Eine gängige Methode dieser Firmen ist auch die kurzzeitige (4-12 Wochen) Vermittlung von Jobs mit höhren Ansprüchen an die Qualifikation. Das heisst, es werden für diesen kurzen Zeitraum Jobs vermittelt für die eine Berufsausbildung (egal welche) nötig ist. Damit wird geködert, denn da sind die Tarife höher. Nach dieser kurzen Zeit gibt es nur noch Stellen die diese Qualifikation nicht mehr benötigen und man bekommt statt z.B. 9,50 nur noch 6,50 (Brutto!) pro Std.
Raus kommt man so leicht nicht mehr, da man bei Kündigung den Anspruch auf Arbeitslosengeld für 3 Monate verliert.
Den Arbeitsagenturen ist dieses Vorgehen zwar bekannt, doch kann man angeblich nichts dagegen unternehmen. - #56 29.12.2011 10:50 von
Waren Sie bescheiden
- #57 29.12.2011 10:50 von
- #58 29.12.2011 10:52 von
Eben, man kann nicht alles haben..
schließlich machen die Konzerne beste Gewinne, Maschmeyer kann den Bundespräsidenten in angemessene Umgebung einladen und Ackermann sein Konto füttern, können EU-Beamte mit 55 in Rente (Pardon: Pension und jetzt sollen es auch 58 Jahre werden) und Bundestagsabgeordnete in den nächsten beiden Jahren monatlich jeweils mehr erhalten als ein ausgemusterter Mehrwertheranschaffer qua H4 erhält.

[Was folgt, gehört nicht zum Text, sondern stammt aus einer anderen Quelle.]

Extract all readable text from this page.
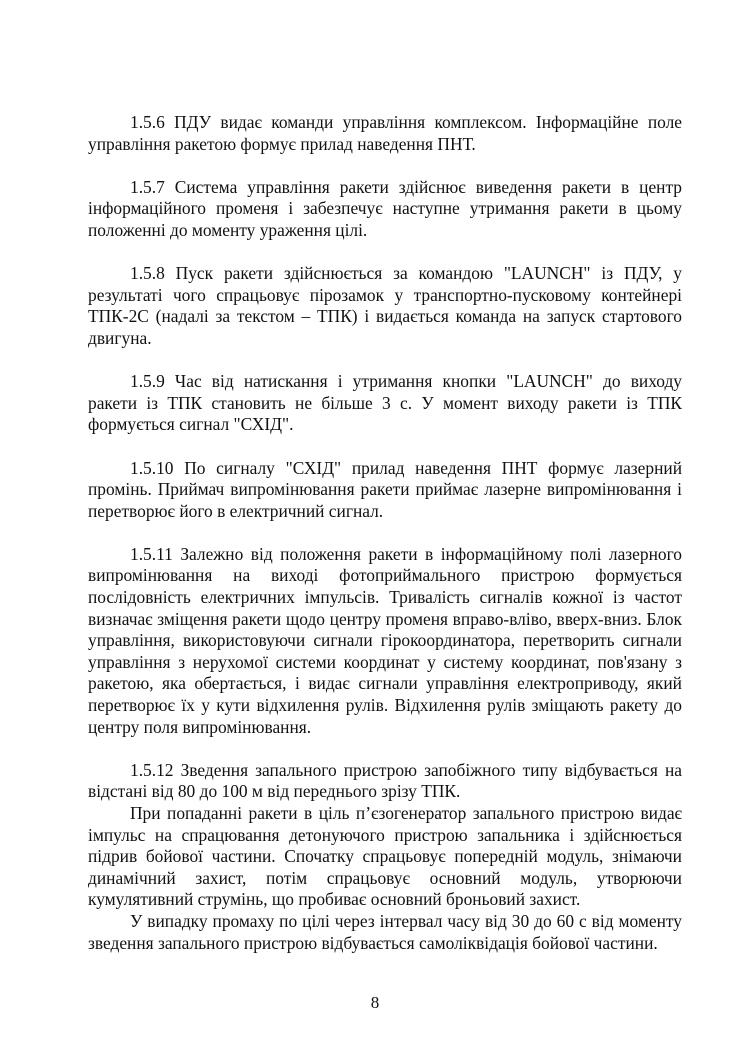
1.5.6 ПДУ видає команди управління комплексом. Інформаційне поле управління ракетою формує прилад наведення ПНТ.

1.5.7 Система управління ракети здійснює виведення ракети в центр інформаційного променя і забезпечує наступне утримання ракети в цьому положенні до моменту ураження цілі.

1.5.8 Пуск ракети здійснюється за командою "LAUNCH" із ПДУ, у результаті чого спрацьовує пірозамок у транспортно-пусковому контейнері ТПК-2С (надалі за текстом – ТПК) і видається команда на запуск стартового двигуна.

1.5.9 Час від натискання і утримання кнопки "LAUNCH" до виходу ракети із ТПК становить не більше 3 с. У момент виходу ракети із ТПК формується сигнал "СХІД".

1.5.10 По сигналу "СХІД" прилад наведення ПНТ формує лазерний промінь. Приймач випромінювання ракети приймає лазерне випромінювання і перетворює його в електричний сигнал.

1.5.11 Залежно від положення ракети в інформаційному полі лазерного випромінювання на виході фотоприймального пристрою формується послідовність електричних імпульсів. Тривалість сигналів кожної із частот визначає зміщення ракети щодо центру променя вправо-вліво, вверх-вниз. Блок управління, використовуючи сигнали гірокоординатора, перетворить сигнали управління з нерухомої системи координат у систему координат, пов'язану з ракетою, яка обертається, і видає сигнали управління електроприводу, який перетворює їх у кути відхилення рулів. Відхилення рулів зміщають ракету до центру поля випромінювання.

1.5.12 Зведення запального пристрою запобіжного типу відбувається на відстані від 80 до 100 м від переднього зрізу ТПК.

При попаданні ракети в ціль п’єзогенератор запального пристрою видає імпульс на спрацювання детонуючого пристрою запальника і здійснюється підрив бойової частини. Спочатку спрацьовує попередній модуль, знімаючи динамічний захист, потім спрацьовує основний модуль, утворюючи кумулятивний струмінь, що пробиває основний броньовий захист.

У випадку промаху по цілі через інтервал часу від 30 до 60 с від моменту зведення запального пристрою відбувається самоліквідація бойової частини.

8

Da spielt so'n bißchen Lohnzurückhaltung doch keine Rolle, das Große, Ganze, Europa, die Wettbewerbsfähigkeit und so, muß uns doch erhalten bleiben.
- #59 29.12.2011 10:52 von
Gut so !
Jeder hat die Regierung, die er gewaehlt hat.
Bei der letzten Wahl wurde die FDP gewaehlt, die hatte auch den Slogan 'Arbeit muss sich wieder lohnen', und sie ist gegen Mindestlohn.
Und die CDU wurde gewaehlt, deren Chefin den rhetorischen Mindestlohn eingefuehrt: labern und nichts tun.
Fast Alle, inklusive der SPD, lassen sich erpressen von den Bossen der Industrie, die drohen: wir wandern ab, wenn wir zuviel Steuern und zu viel Lohn zahlen muessen.
Wenn der deutsche Waehler so dumm ist, und das mitmacht, hat er nichts besseres verdient. Hauptsache den Wulffs, Maschmeyers, Schaefflers, Piechs, ... geht es gut, die muessen ja auch die teuren Klamotten kaufen, dass die Fotos in den Boulevardsmagazinen gut werden.